Numbers cruncher wants better budgets and less debt
GREG Smith spent a lot of time crunching numbers – and gravel – as the campaign to become one of Moree’s new councillors heightened.
And as the delving went deeper, he wasn’t happy with what he saw.
Mr Smith, who joins Katrina Humphries, Sue Price, Stephen Ritchie, Jim Crawford, George Chiu, Kerry Cassells, Mike Montgomery and John Tramby as a newly-elected member of Moree Plains Shire Council, is deeply concerned about the current council’s rate of spending – and borrowing.
“The debt left from trying to revitalise Moree will drive people away through higher rates,” Mr Smith said.

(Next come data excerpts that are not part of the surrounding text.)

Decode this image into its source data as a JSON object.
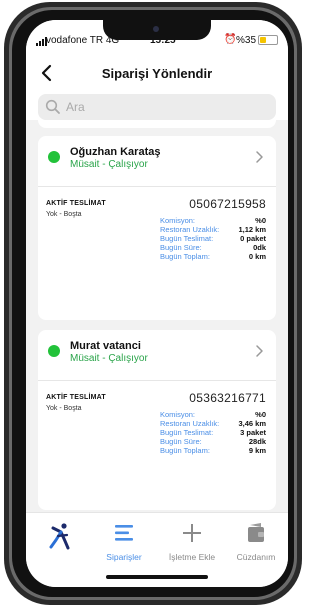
{
  "status_bar": {
    "carrier": "vodafone TR  4G",
    "time": "15:25",
    "battery_pct": "%35",
    "battery_level": 0.35,
    "battery_color": "#f5c400"
  },
  "header": {
    "title": "Siparişi Yönlendir",
    "back_icon": "chevron-left-icon"
  },
  "search": {
    "placeholder": "Ara",
    "icon": "search-icon"
  },
  "couriers": [
    {
      "name": "Oğuzhan Karataş",
      "status": "Müsait - Çalışıyor",
      "status_color": "#22c23a",
      "active_label": "AKTİF TESLİMAT",
      "active_value": "Yok - Boşta",
      "phone": "05067215958",
      "stats": [
        {
          "label": "Komisyon:",
          "value": "%0"
        },
        {
          "label": "Restoran Uzaklık:",
          "value": "1,12 km"
        },
        {
          "label": "Bugün Teslimat:",
          "value": "0 paket"
        },
        {
          "label": "Bugün Süre:",
          "value": "0dk"
        },
        {
          "label": "Bugün Toplam:",
          "value": "0 km"
        }
      ]
    },
    {
      "name": "Murat vatanci",
      "status": "Müsait - Çalışıyor",
      "status_color": "#22c23a",
      "active_label": "AKTİF TESLİMAT",
      "active_value": "Yok - Boşta",
      "phone": "05363216771",
      "stats": [
        {
          "label": "Komisyon:",
          "value": "%0"
        },
        {
          "label": "Restoran Uzaklık:",
          "value": "3,46 km"
        },
        {
          "label": "Bugün Teslimat:",
          "value": "3 paket"
        },
        {
          "label": "Bugün Süre:",
          "value": "28dk"
        },
        {
          "label": "Bugün Toplam:",
          "value": "9 km"
        }
      ]
    }
  ],
  "bottom_nav": {
    "items": [
      {
        "label": "",
        "icon": "runner-logo-icon",
        "active": false
      },
      {
        "label": "Siparişler",
        "icon": "list-icon",
        "active": true
      },
      {
        "label": "İşletme Ekle",
        "icon": "plus-icon",
        "active": false
      },
      {
        "label": "Cüzdanım",
        "icon": "wallet-icon",
        "active": false
      }
    ],
    "active_color": "#4a8ee6"
  }
}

“When the council went ahead with the last special rate rise I became interested in their finances because they decided to send rural ratepayers back to the1950s by letting the unsealed roads go back to black soil in favour of sealed road rebuilding,” Mr Smith said.
Mr Smith congratulated new and returned councillors and thanked the community for the support that got him elected.
“I think we have a great mix, with four from out of town and five in town and it is obvious the community expects change,” Mr Smith said.
“We need to be an essential service provider first and foremost. Government grants are frozen at current levels and costs keep rising so council can’t be expected to provide entertainment or real-estate development.
“Our main streets run from Chesterfield to Irritek and from DDs to Agriware – that’s where our employment opportunities lie, not competing with online shopping and entertainment.
The Gurley farmer, better known as ‘Henry’, still smiles at the ironic fact that he was probably the only candidate that stood for election that is living on an unsealed road.
“It’s not the place of local government to provide gyms and cinemas that run at a huge loss when children and teachers can`t get to school, and other professionals can`t get to work on our roads,” Mr Smith said.